At least 32 civilians, including five children, were killed Thursday in Bashar Assad's air strikes and artillery bombardment on opposition-held areas in eastern Aleppo, a monitor said citing a new toll.
The Syrian Observatory for Human Rights said Thursday's toll, up from an earlier figure of 16 killed, was one of the heaviest since Assad forces launched an offensive on eastern Aleppo on Nov. 15. "There was an escalation in the evening, with successive bombardments," Observatory head Rami Abdel Rahman told AFP, adding that many people were trapped under rubble.
"There are many wounded people, and bodies, still trapped under the rubble," he said, adding that several neighborhoods had been hit across opposition-controlled neighborhoods.
The humanitarian situation inside opposition-held eastern Aleppo "is worsening by the day," a Red Cross official told DPA news agency on Friday. Food stocks are running low, causing the prices of basic food items such as bread, flour, lentils and milk to skyrocket, said Ingy Sedky, spokeswoman of the International Committee of the Red Cross (ICRC) in Damascus.
Sedky added that fuel is running critically low in most neighborhoods in the city, and many people are completely deprived of electricity and heating in the current winter season.
"Bakeries, hospitals and homes are reliant on generators and in some cases communal generators have been shut down, leaving civilians in multiple neighborhoods without access to any form of electricity," Sedky said.
The Assad siege has left an estimated 275,000 people trapped, with no aid allowed in since July, amid a punishing bombing campaign.
Western countries and human rights activists have accused the air forces of Assad and Moscow of repeatedly targeting hospitals, bread lines and other civilian infrastructure in territory controlled by the opposition.

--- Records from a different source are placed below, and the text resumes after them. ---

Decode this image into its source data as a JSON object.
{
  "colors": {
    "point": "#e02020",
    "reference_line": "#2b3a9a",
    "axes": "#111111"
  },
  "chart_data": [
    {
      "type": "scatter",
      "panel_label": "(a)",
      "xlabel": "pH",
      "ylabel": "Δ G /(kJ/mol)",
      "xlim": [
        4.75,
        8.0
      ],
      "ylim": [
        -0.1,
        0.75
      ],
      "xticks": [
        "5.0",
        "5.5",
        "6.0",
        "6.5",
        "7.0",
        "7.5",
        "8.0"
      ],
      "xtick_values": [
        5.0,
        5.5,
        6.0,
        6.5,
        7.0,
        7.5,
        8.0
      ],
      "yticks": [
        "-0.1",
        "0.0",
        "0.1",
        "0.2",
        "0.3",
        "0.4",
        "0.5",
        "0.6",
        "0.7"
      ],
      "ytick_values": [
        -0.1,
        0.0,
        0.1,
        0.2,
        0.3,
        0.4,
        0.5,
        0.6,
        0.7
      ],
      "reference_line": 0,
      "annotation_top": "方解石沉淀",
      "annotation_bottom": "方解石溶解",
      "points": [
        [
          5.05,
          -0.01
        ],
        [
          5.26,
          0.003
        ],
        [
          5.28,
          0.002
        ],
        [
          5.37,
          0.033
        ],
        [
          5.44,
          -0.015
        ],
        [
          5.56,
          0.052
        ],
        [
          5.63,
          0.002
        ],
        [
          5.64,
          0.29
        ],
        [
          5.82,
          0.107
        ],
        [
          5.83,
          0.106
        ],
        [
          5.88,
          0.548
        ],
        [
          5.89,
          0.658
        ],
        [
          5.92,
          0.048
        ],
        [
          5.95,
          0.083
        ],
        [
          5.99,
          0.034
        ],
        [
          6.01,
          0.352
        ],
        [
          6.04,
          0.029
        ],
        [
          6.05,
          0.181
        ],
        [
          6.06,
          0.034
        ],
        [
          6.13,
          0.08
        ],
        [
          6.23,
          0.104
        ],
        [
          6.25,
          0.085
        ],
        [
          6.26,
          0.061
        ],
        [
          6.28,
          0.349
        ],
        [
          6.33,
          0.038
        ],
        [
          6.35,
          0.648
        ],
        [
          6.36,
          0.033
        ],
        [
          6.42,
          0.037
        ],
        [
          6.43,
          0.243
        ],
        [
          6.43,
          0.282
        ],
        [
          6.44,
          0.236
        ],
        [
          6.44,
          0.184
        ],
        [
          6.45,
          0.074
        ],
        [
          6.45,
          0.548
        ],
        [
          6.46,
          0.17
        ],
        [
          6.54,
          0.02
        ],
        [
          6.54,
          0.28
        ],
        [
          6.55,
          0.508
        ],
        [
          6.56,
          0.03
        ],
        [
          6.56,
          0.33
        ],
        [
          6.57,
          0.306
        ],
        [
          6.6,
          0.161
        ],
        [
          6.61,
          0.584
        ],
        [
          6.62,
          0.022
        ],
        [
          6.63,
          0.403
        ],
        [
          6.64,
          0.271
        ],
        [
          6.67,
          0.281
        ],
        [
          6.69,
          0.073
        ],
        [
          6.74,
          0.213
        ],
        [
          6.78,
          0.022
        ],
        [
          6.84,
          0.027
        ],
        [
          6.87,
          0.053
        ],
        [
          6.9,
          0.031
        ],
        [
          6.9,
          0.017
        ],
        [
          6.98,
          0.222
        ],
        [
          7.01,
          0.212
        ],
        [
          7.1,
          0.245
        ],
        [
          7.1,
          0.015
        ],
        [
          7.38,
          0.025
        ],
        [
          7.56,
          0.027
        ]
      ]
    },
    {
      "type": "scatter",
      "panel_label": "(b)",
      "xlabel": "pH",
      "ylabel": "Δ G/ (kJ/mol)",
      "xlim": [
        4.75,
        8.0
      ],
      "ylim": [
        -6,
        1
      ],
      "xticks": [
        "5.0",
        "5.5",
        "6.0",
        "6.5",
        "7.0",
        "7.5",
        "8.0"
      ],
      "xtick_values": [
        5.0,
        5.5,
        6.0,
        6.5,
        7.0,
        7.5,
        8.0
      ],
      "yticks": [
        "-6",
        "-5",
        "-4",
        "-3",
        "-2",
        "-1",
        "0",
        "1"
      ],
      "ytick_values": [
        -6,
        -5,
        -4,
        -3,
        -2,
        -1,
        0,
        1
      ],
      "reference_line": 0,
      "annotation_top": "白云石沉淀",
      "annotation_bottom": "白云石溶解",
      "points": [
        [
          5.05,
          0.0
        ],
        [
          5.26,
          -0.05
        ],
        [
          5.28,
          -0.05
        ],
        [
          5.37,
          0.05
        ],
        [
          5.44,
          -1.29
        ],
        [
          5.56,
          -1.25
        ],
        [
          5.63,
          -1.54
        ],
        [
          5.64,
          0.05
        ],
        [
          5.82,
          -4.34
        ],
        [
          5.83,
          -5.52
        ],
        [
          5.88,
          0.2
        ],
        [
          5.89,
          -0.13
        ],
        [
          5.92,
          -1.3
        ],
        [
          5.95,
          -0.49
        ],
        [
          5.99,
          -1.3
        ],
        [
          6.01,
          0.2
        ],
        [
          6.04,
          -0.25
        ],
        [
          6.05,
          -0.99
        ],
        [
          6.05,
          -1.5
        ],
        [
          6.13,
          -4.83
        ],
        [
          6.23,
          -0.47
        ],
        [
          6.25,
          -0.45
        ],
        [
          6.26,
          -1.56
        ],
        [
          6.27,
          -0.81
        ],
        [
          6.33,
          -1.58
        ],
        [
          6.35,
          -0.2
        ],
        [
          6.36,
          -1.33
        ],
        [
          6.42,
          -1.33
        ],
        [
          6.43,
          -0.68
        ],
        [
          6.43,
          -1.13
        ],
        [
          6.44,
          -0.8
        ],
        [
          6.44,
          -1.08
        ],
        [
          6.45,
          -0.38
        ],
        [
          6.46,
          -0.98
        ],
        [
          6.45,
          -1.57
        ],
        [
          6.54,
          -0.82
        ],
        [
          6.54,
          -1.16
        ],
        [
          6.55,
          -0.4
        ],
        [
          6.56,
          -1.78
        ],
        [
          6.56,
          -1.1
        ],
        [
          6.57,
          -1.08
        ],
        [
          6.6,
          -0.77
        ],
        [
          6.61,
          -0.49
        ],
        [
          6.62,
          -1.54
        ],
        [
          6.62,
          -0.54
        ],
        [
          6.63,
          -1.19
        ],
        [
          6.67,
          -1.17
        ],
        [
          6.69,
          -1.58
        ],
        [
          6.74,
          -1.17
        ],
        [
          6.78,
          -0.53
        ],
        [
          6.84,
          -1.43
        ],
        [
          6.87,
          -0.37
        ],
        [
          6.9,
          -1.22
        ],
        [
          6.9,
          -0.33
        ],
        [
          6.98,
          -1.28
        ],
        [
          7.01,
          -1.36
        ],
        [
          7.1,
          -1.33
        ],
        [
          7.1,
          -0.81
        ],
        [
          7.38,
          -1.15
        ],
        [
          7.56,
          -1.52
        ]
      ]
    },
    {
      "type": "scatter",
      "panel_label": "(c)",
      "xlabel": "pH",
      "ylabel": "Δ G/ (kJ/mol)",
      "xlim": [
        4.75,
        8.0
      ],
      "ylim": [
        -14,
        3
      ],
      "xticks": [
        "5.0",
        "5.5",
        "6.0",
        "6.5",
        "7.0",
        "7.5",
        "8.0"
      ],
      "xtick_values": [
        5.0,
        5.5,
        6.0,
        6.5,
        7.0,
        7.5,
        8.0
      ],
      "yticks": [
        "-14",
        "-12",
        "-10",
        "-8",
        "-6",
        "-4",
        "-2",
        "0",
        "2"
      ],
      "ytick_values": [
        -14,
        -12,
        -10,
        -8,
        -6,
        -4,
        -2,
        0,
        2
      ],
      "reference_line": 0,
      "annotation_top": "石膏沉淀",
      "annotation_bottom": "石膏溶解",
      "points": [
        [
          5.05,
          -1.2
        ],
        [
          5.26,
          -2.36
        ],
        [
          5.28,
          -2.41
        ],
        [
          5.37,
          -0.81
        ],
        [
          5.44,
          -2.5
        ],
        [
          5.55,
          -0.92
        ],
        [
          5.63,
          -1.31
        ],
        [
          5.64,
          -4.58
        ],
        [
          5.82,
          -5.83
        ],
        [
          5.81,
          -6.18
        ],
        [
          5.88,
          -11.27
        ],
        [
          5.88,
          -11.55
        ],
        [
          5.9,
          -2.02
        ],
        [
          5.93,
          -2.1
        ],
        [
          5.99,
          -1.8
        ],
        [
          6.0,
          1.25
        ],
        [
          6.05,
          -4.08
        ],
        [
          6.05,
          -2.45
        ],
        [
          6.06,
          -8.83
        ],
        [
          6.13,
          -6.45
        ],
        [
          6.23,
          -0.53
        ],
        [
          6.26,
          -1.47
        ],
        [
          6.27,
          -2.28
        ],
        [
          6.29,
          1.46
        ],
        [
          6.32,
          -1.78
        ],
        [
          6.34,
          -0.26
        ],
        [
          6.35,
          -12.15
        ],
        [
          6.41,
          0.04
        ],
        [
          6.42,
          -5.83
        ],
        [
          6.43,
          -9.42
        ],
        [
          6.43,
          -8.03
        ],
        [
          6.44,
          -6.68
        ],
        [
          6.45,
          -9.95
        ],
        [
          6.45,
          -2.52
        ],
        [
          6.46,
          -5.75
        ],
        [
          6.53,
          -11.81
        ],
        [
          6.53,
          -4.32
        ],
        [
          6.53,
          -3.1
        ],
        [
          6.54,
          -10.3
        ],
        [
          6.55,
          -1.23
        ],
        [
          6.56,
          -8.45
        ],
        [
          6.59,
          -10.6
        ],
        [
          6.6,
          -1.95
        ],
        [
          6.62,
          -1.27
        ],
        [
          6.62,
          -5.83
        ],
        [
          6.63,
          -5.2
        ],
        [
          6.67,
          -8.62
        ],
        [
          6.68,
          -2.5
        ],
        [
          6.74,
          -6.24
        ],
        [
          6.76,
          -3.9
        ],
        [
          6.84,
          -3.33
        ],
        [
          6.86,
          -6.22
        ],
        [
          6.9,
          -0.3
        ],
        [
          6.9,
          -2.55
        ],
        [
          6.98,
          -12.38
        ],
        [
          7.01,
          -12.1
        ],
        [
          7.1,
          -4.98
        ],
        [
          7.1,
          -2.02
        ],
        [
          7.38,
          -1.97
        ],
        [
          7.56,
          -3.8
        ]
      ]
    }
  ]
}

As the humanitarian situation worsens in Aleppo, the United Nations said last week food rations have run out in eastern Aleppo, as the quarter of a million people besieged in the Syrian city entered what is expected to be a cruel winter.
Syria has been locked in a vicious civil war since early 2011, when the regime cracked down on pro-democracy protests erupting as part of the "Arab Spring" uprisings with unexpected ferocity. Since then, more than a quarter of a million people have been killed and more than 10 million displaced across the war-torn country, according to U.N. figures.